9.4 The failure of PSI to enforce any provision of this Agreement shall not be construed as a waiver or limitation of PSI's right to subsequently enforce and compel strict compliance with every provision of this Agreement.
9.5 PSI will not be responsible for delays or failures in performance resulting from acts beyond its control, including but not limited to acts of God, strikes, riots, acts of war, epidemics, governmental regulations, fire, communication line failures, power failures, or earthquakes.
9.6 In the event that any of the terms of this Agreement is declared to be invalid or void by any court of competent jurisdiction, such term shall be null and void and deemed severed from this Agreement, and all remaining terms shall remain in full force and effect.
9.7 At all times during the term of this Agreement you and PSI shall be independent contractors.
9.8 The Licensed Software is provided with Restricted Rights.
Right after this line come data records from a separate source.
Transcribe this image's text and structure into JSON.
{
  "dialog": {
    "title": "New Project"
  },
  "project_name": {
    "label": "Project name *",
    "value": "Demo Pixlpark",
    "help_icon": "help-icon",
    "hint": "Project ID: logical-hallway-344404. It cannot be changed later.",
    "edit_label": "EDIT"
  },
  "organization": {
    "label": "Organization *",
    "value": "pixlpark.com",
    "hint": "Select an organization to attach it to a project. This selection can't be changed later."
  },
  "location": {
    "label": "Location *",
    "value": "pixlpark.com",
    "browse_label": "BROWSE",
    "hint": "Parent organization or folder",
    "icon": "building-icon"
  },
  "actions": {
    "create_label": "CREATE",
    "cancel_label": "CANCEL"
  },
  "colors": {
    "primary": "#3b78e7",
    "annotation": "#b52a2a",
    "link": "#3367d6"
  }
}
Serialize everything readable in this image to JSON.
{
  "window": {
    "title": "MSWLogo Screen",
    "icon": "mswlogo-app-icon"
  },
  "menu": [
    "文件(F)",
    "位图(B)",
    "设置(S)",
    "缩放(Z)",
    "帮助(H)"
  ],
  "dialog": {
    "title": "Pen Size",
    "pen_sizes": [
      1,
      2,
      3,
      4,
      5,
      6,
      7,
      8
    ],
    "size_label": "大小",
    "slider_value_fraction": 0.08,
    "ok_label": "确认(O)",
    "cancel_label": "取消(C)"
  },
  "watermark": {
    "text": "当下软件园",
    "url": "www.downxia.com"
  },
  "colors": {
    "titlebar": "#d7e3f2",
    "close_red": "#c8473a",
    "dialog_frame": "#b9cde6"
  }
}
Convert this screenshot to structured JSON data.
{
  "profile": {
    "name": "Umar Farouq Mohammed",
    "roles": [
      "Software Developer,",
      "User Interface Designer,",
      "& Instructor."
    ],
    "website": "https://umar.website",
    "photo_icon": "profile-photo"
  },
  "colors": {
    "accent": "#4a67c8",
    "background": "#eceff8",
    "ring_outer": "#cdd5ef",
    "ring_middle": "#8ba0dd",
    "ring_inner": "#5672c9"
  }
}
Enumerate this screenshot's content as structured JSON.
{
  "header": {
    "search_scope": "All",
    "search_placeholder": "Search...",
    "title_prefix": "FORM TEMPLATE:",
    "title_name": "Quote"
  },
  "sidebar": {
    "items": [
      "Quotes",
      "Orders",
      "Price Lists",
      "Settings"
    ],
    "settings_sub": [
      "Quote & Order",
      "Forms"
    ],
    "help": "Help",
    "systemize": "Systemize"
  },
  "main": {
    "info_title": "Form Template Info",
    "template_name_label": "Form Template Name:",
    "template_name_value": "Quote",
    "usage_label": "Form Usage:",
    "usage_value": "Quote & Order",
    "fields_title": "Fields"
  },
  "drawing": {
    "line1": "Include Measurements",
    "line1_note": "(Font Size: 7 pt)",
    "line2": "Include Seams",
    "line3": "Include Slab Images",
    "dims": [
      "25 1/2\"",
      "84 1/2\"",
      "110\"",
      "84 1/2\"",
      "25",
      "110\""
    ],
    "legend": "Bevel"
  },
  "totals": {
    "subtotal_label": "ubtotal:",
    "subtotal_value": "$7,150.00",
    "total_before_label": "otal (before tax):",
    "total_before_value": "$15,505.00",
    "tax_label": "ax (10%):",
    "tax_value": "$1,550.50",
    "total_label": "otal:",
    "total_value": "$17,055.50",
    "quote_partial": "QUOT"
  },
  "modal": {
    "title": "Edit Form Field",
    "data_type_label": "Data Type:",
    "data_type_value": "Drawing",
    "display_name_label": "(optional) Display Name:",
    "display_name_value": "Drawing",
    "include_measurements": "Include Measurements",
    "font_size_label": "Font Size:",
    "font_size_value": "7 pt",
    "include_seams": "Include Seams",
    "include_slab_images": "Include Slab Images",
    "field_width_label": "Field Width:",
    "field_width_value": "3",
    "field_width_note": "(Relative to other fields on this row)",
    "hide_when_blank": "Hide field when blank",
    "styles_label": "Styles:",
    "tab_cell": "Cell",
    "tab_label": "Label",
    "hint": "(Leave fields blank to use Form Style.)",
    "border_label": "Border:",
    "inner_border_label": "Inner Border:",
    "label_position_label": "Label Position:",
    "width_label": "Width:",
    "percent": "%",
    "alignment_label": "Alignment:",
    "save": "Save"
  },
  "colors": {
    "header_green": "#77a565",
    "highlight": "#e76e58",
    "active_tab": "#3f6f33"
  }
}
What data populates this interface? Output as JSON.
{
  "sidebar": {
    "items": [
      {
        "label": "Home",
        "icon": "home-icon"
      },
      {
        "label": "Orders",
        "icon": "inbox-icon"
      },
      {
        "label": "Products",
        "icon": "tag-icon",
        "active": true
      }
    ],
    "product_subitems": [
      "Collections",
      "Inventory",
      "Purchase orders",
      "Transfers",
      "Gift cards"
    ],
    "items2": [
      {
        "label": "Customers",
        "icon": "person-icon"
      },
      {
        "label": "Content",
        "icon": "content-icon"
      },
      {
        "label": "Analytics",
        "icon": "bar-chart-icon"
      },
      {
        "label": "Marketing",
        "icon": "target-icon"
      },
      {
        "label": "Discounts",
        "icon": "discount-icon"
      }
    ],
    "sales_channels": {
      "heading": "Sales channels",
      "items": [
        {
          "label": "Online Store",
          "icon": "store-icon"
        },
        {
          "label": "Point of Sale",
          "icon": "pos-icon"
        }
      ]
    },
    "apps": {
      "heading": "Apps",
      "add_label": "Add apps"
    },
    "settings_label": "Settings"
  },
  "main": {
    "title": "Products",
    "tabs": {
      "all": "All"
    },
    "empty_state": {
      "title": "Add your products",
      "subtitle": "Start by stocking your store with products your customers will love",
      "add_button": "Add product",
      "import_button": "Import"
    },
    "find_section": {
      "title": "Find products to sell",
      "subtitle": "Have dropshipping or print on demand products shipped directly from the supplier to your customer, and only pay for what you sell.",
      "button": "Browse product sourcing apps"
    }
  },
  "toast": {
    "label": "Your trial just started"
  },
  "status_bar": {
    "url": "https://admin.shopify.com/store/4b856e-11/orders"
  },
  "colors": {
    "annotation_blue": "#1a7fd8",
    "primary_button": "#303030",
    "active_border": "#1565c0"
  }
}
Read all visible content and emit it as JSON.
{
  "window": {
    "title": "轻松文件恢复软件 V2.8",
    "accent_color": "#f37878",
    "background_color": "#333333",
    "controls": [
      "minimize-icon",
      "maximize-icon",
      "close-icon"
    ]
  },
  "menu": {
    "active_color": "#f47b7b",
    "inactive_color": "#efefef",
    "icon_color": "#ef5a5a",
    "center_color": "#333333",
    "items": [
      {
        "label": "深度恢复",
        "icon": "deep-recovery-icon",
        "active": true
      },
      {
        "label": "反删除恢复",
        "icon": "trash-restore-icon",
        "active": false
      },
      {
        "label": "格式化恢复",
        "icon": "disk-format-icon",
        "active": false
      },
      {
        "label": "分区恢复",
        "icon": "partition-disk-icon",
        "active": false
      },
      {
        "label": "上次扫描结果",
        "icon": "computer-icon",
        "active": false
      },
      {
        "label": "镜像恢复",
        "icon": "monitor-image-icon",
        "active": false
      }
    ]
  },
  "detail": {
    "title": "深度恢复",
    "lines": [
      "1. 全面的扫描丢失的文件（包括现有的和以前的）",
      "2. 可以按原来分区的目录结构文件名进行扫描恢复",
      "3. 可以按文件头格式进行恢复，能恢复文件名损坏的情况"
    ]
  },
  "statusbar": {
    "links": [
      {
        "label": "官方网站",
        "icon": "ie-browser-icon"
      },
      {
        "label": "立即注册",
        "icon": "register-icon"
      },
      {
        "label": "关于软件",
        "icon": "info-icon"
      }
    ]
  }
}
Use, duplication or disclosure by the Government is subject to restrictions set forth in applicable federal acquisition regulations.
9.9 The Licensed Software may be subject to U.S. export control laws or regulations. You agree to comply with all such laws and regulations, including obtaining any necessary licenses.
9.10 The Section headings in this Agreement are for identification purposes only and shall not affect the interpretation of this Agreement.
9.11 This Agreement is intended to supplement the Merchant Processing Application and Agreement, which incorporates the Program Guide, between you and PSI. In the event of a conflict, the Merchant Agreement and/or Program Guide shall control.
9.12 EXCEPT AS EXPRESSLY SET FORTH IN SECTION 9.11, THIS AGREEMENT IS THE COMPLETE AND EXCLUSIVE STATEMENT OF PSI OBLIGATIONS AND RESPONSIBILITIES TO YOU AND SUPERSEDES ANY OTHER PROPOSAL, REPRESENTATION, OR OTHER COMMUNICATION BY OR ON BEHALF OF PSI RELATING TO THE SUBJECT MATTER HEREOF.